Wired: How Software Engineers Actually Use AI
These survey results ring true. I thought I would use the opportunity to express my own nuanced opinions. The impulse started with this piece:
3/4 [of] early-career coders have a higher likelihood of being pro-AI. And baby coders most of all: Three-quarters of people who’ve been coding for less than a year call themselves AI optimists.
The most anti-AI group? It’s not the grizzled, late-career vets—it’s mid-career coders: Nearly half of them identify as AI pessimists. As it was analyzing these results, ChatGPT offered—unprompted—an explanation: “This group likely feels the greatest tension about AI’s impact on job security.”
This mirrors my observations and thoughts — I’m apparently in the “grizzled, late-career vets” category, and my thinking is, “We’ll see.” I’ve seen many new tech things come and go — languages, entire stacks, front-end frameworks, vague market-like things like “social media” or “social networking”…

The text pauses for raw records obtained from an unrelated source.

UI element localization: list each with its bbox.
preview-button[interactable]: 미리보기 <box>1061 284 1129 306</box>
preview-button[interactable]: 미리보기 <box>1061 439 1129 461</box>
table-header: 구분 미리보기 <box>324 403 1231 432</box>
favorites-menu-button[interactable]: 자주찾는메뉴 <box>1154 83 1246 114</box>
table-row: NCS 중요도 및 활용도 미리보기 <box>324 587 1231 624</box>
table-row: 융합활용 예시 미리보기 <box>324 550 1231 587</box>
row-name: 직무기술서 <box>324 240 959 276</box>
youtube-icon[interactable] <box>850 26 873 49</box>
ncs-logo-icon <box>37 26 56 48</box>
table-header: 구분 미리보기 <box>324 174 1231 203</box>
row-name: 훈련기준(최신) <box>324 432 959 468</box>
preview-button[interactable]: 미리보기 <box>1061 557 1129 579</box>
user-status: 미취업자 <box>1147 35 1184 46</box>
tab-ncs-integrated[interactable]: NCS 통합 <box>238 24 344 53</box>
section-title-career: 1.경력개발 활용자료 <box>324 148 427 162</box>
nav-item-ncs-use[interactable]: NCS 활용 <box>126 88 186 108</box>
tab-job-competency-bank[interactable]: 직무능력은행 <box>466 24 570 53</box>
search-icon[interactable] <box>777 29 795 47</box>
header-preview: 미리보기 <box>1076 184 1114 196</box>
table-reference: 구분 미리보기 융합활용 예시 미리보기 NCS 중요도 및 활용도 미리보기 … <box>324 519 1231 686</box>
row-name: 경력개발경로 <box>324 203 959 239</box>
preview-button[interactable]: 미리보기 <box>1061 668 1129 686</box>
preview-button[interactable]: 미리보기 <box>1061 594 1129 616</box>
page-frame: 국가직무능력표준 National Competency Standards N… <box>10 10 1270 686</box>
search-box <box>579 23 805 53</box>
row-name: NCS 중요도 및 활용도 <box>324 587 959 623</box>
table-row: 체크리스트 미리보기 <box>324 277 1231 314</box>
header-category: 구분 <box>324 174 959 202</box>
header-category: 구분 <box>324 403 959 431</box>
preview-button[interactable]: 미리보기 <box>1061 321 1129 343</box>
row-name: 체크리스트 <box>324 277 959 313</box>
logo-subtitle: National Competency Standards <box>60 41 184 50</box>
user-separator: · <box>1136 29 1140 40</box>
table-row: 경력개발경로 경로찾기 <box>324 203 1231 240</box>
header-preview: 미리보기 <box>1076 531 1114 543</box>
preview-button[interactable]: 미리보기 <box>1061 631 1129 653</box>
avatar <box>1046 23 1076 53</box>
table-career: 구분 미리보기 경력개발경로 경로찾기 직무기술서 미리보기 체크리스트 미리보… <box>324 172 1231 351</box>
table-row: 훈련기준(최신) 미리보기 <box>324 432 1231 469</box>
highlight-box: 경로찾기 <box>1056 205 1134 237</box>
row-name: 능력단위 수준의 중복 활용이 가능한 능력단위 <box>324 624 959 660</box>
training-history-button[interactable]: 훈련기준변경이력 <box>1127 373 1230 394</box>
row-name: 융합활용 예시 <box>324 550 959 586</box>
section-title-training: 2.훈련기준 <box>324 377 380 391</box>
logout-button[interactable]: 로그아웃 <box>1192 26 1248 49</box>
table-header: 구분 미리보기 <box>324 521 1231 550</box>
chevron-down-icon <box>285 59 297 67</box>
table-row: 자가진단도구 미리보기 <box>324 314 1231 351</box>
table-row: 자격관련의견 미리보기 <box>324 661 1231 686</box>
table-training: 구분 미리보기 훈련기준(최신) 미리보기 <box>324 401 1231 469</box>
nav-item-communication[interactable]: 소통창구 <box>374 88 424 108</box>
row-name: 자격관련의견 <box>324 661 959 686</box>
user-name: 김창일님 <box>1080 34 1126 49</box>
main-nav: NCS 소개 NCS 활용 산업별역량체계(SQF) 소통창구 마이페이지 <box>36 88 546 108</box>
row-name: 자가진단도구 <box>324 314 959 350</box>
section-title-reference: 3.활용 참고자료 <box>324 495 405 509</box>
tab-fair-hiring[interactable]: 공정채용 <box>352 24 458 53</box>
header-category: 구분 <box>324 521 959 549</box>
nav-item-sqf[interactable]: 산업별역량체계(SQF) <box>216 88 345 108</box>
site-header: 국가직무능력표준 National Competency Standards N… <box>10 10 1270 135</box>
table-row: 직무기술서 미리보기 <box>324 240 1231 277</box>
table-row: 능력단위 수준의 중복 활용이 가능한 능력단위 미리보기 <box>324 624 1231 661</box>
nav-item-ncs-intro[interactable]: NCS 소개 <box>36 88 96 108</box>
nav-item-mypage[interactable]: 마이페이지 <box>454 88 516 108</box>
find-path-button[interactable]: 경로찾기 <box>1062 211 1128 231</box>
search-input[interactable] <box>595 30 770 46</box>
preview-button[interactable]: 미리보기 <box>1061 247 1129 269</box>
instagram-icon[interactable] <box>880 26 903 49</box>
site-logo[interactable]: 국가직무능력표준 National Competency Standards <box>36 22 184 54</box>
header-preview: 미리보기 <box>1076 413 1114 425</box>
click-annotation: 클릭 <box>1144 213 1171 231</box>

I’m much more concerned about the economic impacts of the current AI bubble. I lived through the first dot-com bubble, and I was too young and too early in my career to appreciate its broader impacts (even though it led to the loss of my first job in the software business). The amount of capital currently being poured into what is essentially an unproven technology — at least from the perspective of proving some massive value that would justify the investment – is frankly terrifying. Cory Doctorow has written the most cogent analysis I’ve read thus far in What Kind of Bubble is AI?:
Add up all the money that users with low-stakes/fault-tolerant applications are willing to pay; combine it with all the money that risk-tolerant, high-stakes users are willing to spend; add in all the money that high-stakes users who are willing to make their products more expensive in order to keep them running are willing to spend. If that all sums up to less than it takes to keep the servers running, to acquire, clean and label new data, and to process it into new models, then that’s it for the commercial Big AI sector.
Just take one step back and look at the hype through this lens. All the big, exciting uses for AI are either low-dollar (helping kids cheat on their homework, generating stock art for bottom-feeding publications) or high-stakes and fault-intolerant (self-driving cars, radiology, hiring, etc.).
Every bubble pops eventually. When this one goes, what will be left behind?
He gets into detail after that but I will leave it to you to click through and read the rest.
Returning to the Wired survey, this anonymous quote from a respondent also resonated with me:
Upper management does not understand what AI is and thinks it will solve untold problems. Junior devs rely on it too much without understanding their code first.
The next thing that I found interesting was about the UX modalities for AI. Other than IDEs and web apps, there’s no real killer app for AI. Chat is boring, and this is where I’d link to my never-written post The Tyranny of AI is not AI itself, it is the lazy, rushed product designers with no imagination or sense of craft.
The more experienced you are, the more you go beyond browser interfaces and apps. Nearly one in three veteran coders (20-plus years) integrate AI tools directly into their coding environments.
Not just their coding environments, but their one-off personal apps, and increasingly they are not relying on one of the big commercial model APIs, they’re hosting models on their homelab.
The very end of the Wired piece, where they quote ChatGPT’s summary, including a hallucinated quote, is interesting. I won’t quote it here. There’s enough slop in the world already.
A random pro-AI source as a coda: What Trump’s tariffs mean for the iPhone, China, and globalization, a Decoder podcast episode with Evan Smith, the cofounder and CEO of Altana, a company that makes software to track and manage the global supply chain. This guy talks about the end of the world with a level of calm I can’t muster for making breakfast.